Akademikerhochburg Erlangen
Deutlich wird das zum Beispiel am Anteil der Beschäftigten mit akademischem Abschluss. Am höchsten ist dieser Wert im fränkischen Erlangen, Heimat mehrerer Sparten des Technologie-Konzerns Siemens. Der Anteil der Hochgebildeten beträgt hier 31,8 Prozent. Den zweiten Platz erreicht Jena in Thüringen. In der Stadt an der Saale haben 30,5 Prozent aller Erwerbstätigen einen Hochschulabschluss.
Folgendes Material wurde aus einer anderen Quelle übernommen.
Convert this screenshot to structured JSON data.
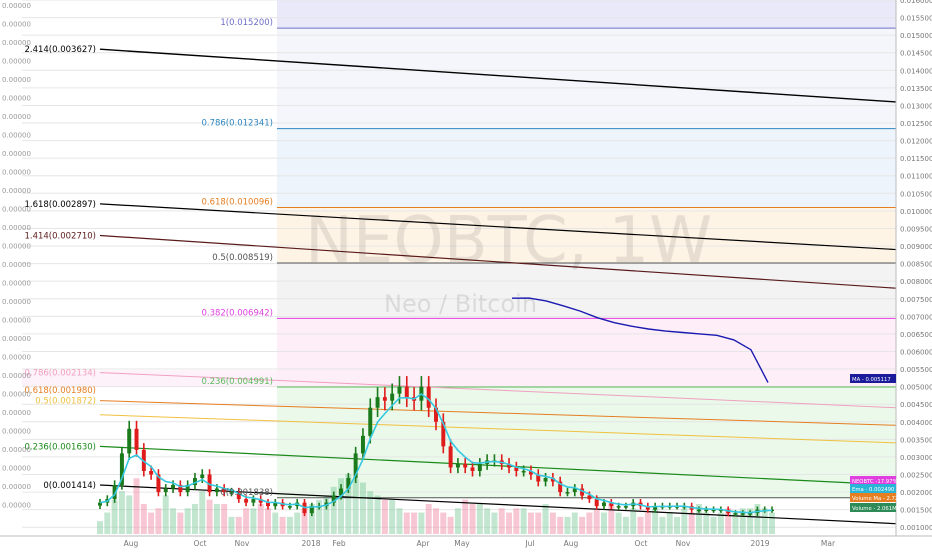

Ein Grund dafür: In Jena sitzen viele Hochtechnologie-Unternehmen, etwa Jenoptik und Carl Zeiss Meditec, die in der Glas- und Optikindustrie tätig sind. Die drittplatzierte Stadt ist München. Das verwundert kaum, denn die bayerische Landeshauptstadt beherbergt gleich fünf Dax-Konzerne, unter anderem den Autobauer BMW, Siemens und den Gasehersteller Linde.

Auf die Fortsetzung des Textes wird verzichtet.